New signage outside the Institute for the Study of Ancient Cultures

A fresh chapter begins: Following the April 4 reveal of its new name, the Institute for the Study of Ancient Cultures began displaying the moniker and matching logo on updated signage. (Photography by Jason Smith)

Introducing the Institute for the Study of Ancient Cultures

The Oriental Institute renames itself, but its mission remains the same.

In April the OI announced it will now be called the Institute for the Study of Ancient Cultures, West Asia and North Africa—a decision that came after a multiyear process with input from faculty, staff, donors, and external scholars. The change, says interim ISAC director Theo van den Hout, opens a new era in the institute’s history by dispensing with a name many found misleading. His comments have been edited and condensed.

How did the decision to change the name come about?

It goes back to my predecessor, Chris Woods, who was director of the OI from 2017 to 2021. He was the one who said in a faculty meeting in June 2020, “I think we should change the name.” There were two main reasons to do so. Most people nowadays, including myself, associate the Orient first and foremost with the Far East—China, Japan, et cetera—which is not at all where we focus. Added to that is the fact that the word oriental has taken on, for many people, a pejorative connotation.

I remember that meeting vividly, because I was surprised that almost everyone immediately said, “You’re right. It’s time to change.” We took a vote, and overwhelmingly, we decided the name should be changed.

What happened from there?

As one of Chris’s last acts as director, and one of my first, we decided we needed a committee to explore all the issues involved. We knew it would be a historic change after, at the time, 101 years of the OI.

The committee was the broadest the OI had ever convened: It included our own faculty, staff, students, members of our advisory council, and faculty from Near Eastern Languages and Civilizations who study Arabic, Turkish, and Persian. It was chaired by one of our Assyriology professors, Hervé Reculeau. He and the committee did a great job.

They canvassed not only our direct constituents but also departments and divisions—such as the Divinity School, classics, art history, anthropology—that we have regular contact with. They asked our international colleagues and peers for suggestions and opinions. They did a detailed inventory of possible objections and advantages and had some suggestions for names. This work culminated in a hefty report.

Tell us about the new name.

We had a few faculty meetings to talk about it and chose “the Institute for the Study of Ancient Cultures, West Asia and North Africa.” For us, West Asia includes Iran, or even farther east. North Africa applies to Egypt, Libya, and Sudan, where we have worked.
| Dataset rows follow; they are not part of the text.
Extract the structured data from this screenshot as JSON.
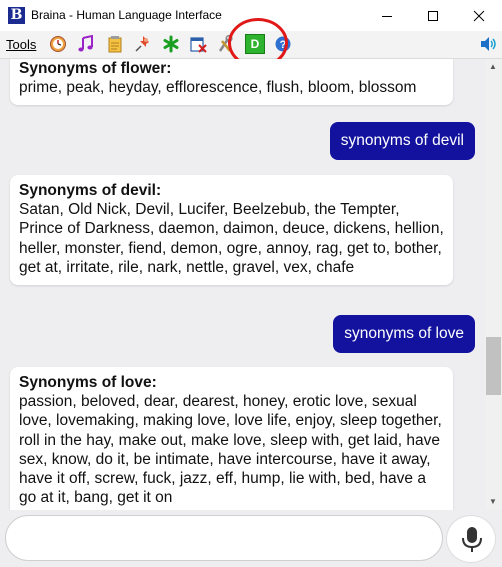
{
  "window": {
    "app_icon_letter": "B",
    "title": "Braina - Human Language Interface"
  },
  "toolbar": {
    "tools_menu": "Tools",
    "highlighted_button_letter": "D",
    "icons": [
      "clock-icon",
      "music-note-icon",
      "notepad-icon",
      "pushpin-icon",
      "asterisk-icon",
      "calendar-icon",
      "tools-icon",
      "d-button-icon",
      "help-icon",
      "speaker-icon"
    ],
    "colors": {
      "highlight_button": "#2db32d",
      "annotation_ring": "#e01818"
    }
  },
  "chat": {
    "messages": [
      {
        "from": "braina",
        "heading": "Synonyms of flower:",
        "body": "prime, peak, heyday, efflorescence, flush, bloom, blossom"
      },
      {
        "from": "user",
        "text": "synonyms of devil"
      },
      {
        "from": "braina",
        "heading": "Synonyms of devil:",
        "body": "Satan, Old Nick, Devil, Lucifer, Beelzebub, the Tempter, Prince of Darkness, daemon, daimon, deuce, dickens, hellion, heller, monster, fiend, demon, ogre, annoy, rag, get to, bother, get at, irritate, rile, nark, nettle, gravel, vex, chafe"
      },
      {
        "from": "user",
        "text": "synonyms of love"
      },
      {
        "from": "braina",
        "heading": "Synonyms of love:",
        "body": "passion, beloved, dear, dearest, honey, erotic love, sexual love, lovemaking, making love, love life, enjoy, sleep together, roll in the hay, make out, make love, sleep with, get laid, have sex, know, do it, be intimate, have intercourse, have it away, have it off, screw, fuck, jazz, eff, hump, lie with, bed, have a go at it, bang, get it on"
      }
    ],
    "colors": {
      "user_bubble": "#12129e",
      "reply_bubble": "#ffffff",
      "background": "#eeeef0"
    }
  },
  "input": {
    "value": "",
    "placeholder": ""
  }
}
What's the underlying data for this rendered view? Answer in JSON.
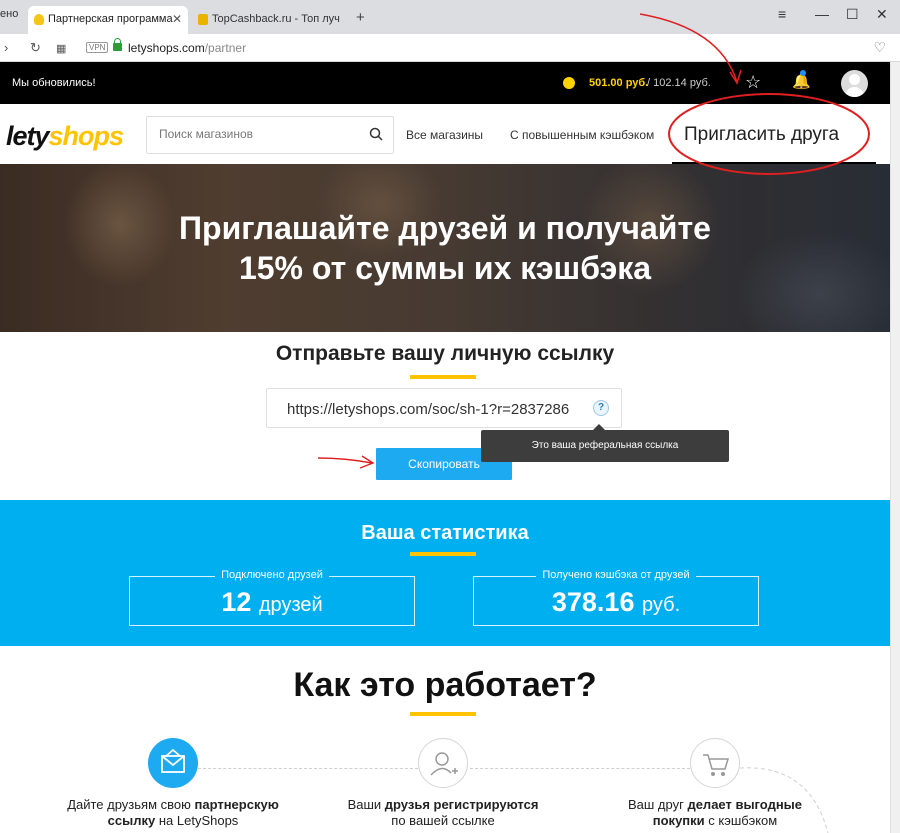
{
  "browser": {
    "tab_fragment": "ено",
    "tabs": [
      {
        "title": "Партнерская программа",
        "active": true
      },
      {
        "title": "TopCashback.ru - Топ луч",
        "active": false
      }
    ],
    "newtab_label": "+",
    "address": {
      "vpn_label": "VPN",
      "host": "letyshops.com",
      "path": "/partner"
    }
  },
  "topbar": {
    "updated_text": "Мы обновились!",
    "balance_primary": "501.00 руб.",
    "balance_separator": "/",
    "balance_secondary": "102.14 руб."
  },
  "header": {
    "logo_part1": "lety",
    "logo_part2": "shops",
    "search_placeholder": "Поиск магазинов",
    "nav": [
      {
        "label": "Все магазины"
      },
      {
        "label": "С повышенным кэшбэком"
      },
      {
        "label": "Пригласить друга"
      }
    ]
  },
  "hero": {
    "line1": "Приглашайте друзей и получайте",
    "line2": "15% от суммы их кэшбэка"
  },
  "referral": {
    "title": "Отправьте вашу личную ссылку",
    "link": "https://letyshops.com/soc/sh-1?r=2837286",
    "help": "?",
    "tooltip": "Это ваша реферальная ссылка",
    "copy_button": "Скопировать"
  },
  "stats": {
    "title": "Ваша статистика",
    "friends": {
      "label": "Подключено друзей",
      "value": "12",
      "unit": "друзей"
    },
    "cashback": {
      "label": "Получено кэшбэка от друзей",
      "value": "378.16",
      "unit": "руб."
    }
  },
  "how": {
    "title": "Как это работает?",
    "steps": [
      {
        "line1_a": "Дайте друзьям свою ",
        "line1_b": "партнерскую",
        "line2_a": "ссылку",
        "line2_b": " на LetyShops",
        "icon": "envelope-icon"
      },
      {
        "line1_a": "Ваши ",
        "line1_b": "друзья регистрируются",
        "line2_a": "",
        "line2_b": "по вашей ссылке",
        "icon": "add-user-icon"
      },
      {
        "line1_a": "Ваш друг ",
        "line1_b": "делает выгодные",
        "line2_a": "покупки",
        "line2_b": " с кэшбэком",
        "icon": "cart-icon"
      }
    ]
  },
  "colors": {
    "accent_yellow": "#ffc300",
    "accent_blue": "#00aff0",
    "annotation_red": "#e02020"
  }
}
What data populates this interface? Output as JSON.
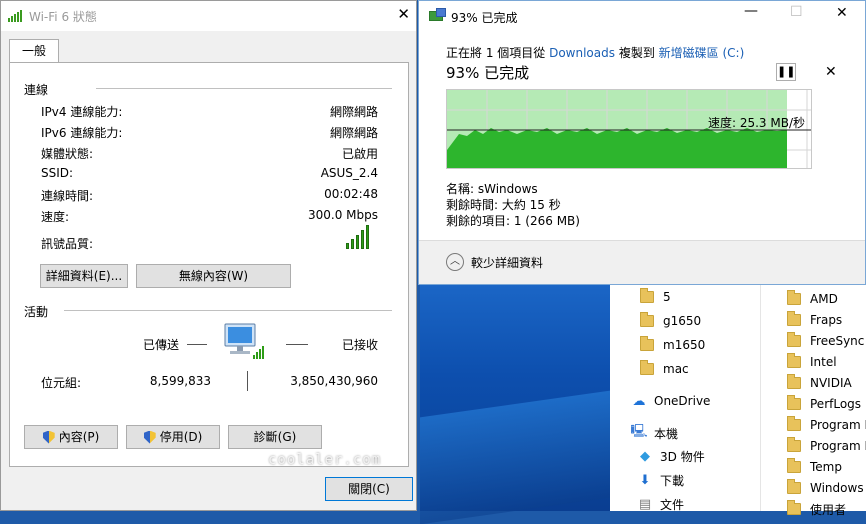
{
  "wifi_window": {
    "title": "Wi-Fi 6 狀態",
    "tab": "一般",
    "connection": {
      "header": "連線",
      "rows": [
        {
          "label": "IPv4 連線能力:",
          "value": "網際網路"
        },
        {
          "label": "IPv6 連線能力:",
          "value": "網際網路"
        },
        {
          "label": "媒體狀態:",
          "value": "已啟用"
        },
        {
          "label": "SSID:",
          "value": "ASUS_2.4"
        },
        {
          "label": "連線時間:",
          "value": "00:02:48"
        },
        {
          "label": "速度:",
          "value": "300.0 Mbps"
        }
      ],
      "signal_label": "訊號品質:",
      "signal_bars": 5,
      "details_button": "詳細資料(E)...",
      "wireless_button": "無線內容(W)"
    },
    "activity": {
      "header": "活動",
      "sent_label": "已傳送",
      "received_label": "已接收",
      "bytes_label": "位元組:",
      "bytes_sent": "8,599,833",
      "bytes_received": "3,850,430,960"
    },
    "buttons": {
      "properties": "內容(P)",
      "disable": "停用(D)",
      "diagnose": "診斷(G)",
      "close": "關閉(C)"
    }
  },
  "copy_window": {
    "title": "93% 已完成",
    "line_prefix": "正在將 1 個項目從",
    "source": "Downloads",
    "line_mid": "複製到",
    "destination": "新增磁碟區 (C:)",
    "progress_text": "93% 已完成",
    "progress_percent": 93,
    "speed": "速度: 25.3 MB/秒",
    "name": "名稱: sWindows",
    "time_left": "剩餘時間: 大約 15 秒",
    "items_left": "剩餘的項目: 1 (266 MB)",
    "less_details": "較少詳細資料",
    "graph_color": "#2db52d"
  },
  "explorer": {
    "mid_items": [
      {
        "type": "folder",
        "label": "5"
      },
      {
        "type": "folder",
        "label": "g1650"
      },
      {
        "type": "folder",
        "label": "m1650"
      },
      {
        "type": "folder",
        "label": "mac"
      },
      {
        "type": "onedrive",
        "label": "OneDrive"
      },
      {
        "type": "pc",
        "label": "本機"
      },
      {
        "type": "3d",
        "label": "3D 物件"
      },
      {
        "type": "download",
        "label": "下載"
      },
      {
        "type": "doc",
        "label": "文件"
      }
    ],
    "right_items": [
      "AMD",
      "Fraps",
      "FreeSync",
      "Intel",
      "NVIDIA",
      "PerfLogs",
      "Program Fi",
      "Program Fi",
      "Temp",
      "Windows",
      "使用者"
    ]
  },
  "watermark": "coolaler.com"
}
The name is much more descriptive and accurate.

What are the logistics of the change?

After we decided on the Institute for the Study of Ancient Cultures, West Asia and North Africa, I formed a working group of faculty and staff in communications, IT, and the museum to inventory what would be affected. What issues did we have to think of?

For example, archaeologists were worried about what would happen if they needed a new permit in a country where they already worked—or if they wanted to extend an existing permit and suddenly there was nothing called the OI. So we talked with the Office of Legal Counsel about that risk.

We had to update our website and signage throughout the building and the rest of campus. We also worked with UChicago Creative on a beautiful new logo, polling all sorts of stakeholders to ask what design captured our work best. The ultimate winner involved the lotus flower, and we’re happy with that.

Will the institute’s work change?

It’s the same people working in the same building, and our mission remains the same: promoting knowledge of the history of West Asia and North Africa. This is the University of Chicago, so there is rigorous inquiry within academia, but an important part of our work is informing the wider public through our museum, lectures, and youth and family programming.

What do you hope the new name will make possible?

I hope it will result in attracting a wider audience so that people will immediately know what they’re coming for. We have an amazing collection—the largest collection of Near Eastern antiquities in the country. Yet I fear we are one of those hidden gems in Chicago. It would be nice if we could become more well known, attract more visitors to the museum, and thereby fulfill the second part of our mission—informing the wider public—better. I hope the new name will help make us more recognizable.

What’s been the reaction to the change and the new name so far?

It was pretty unanimous within the halls of this building that it is a good name. When we shared the news publicly in March that we were changing our name, in general, most people said it’s a good thing to do. Some will consider it cancel culture or “woke.” But we think it’s the right thing to do. We are as passionate as ever about what we do and what our mission is. Change can be good, and this is a good change.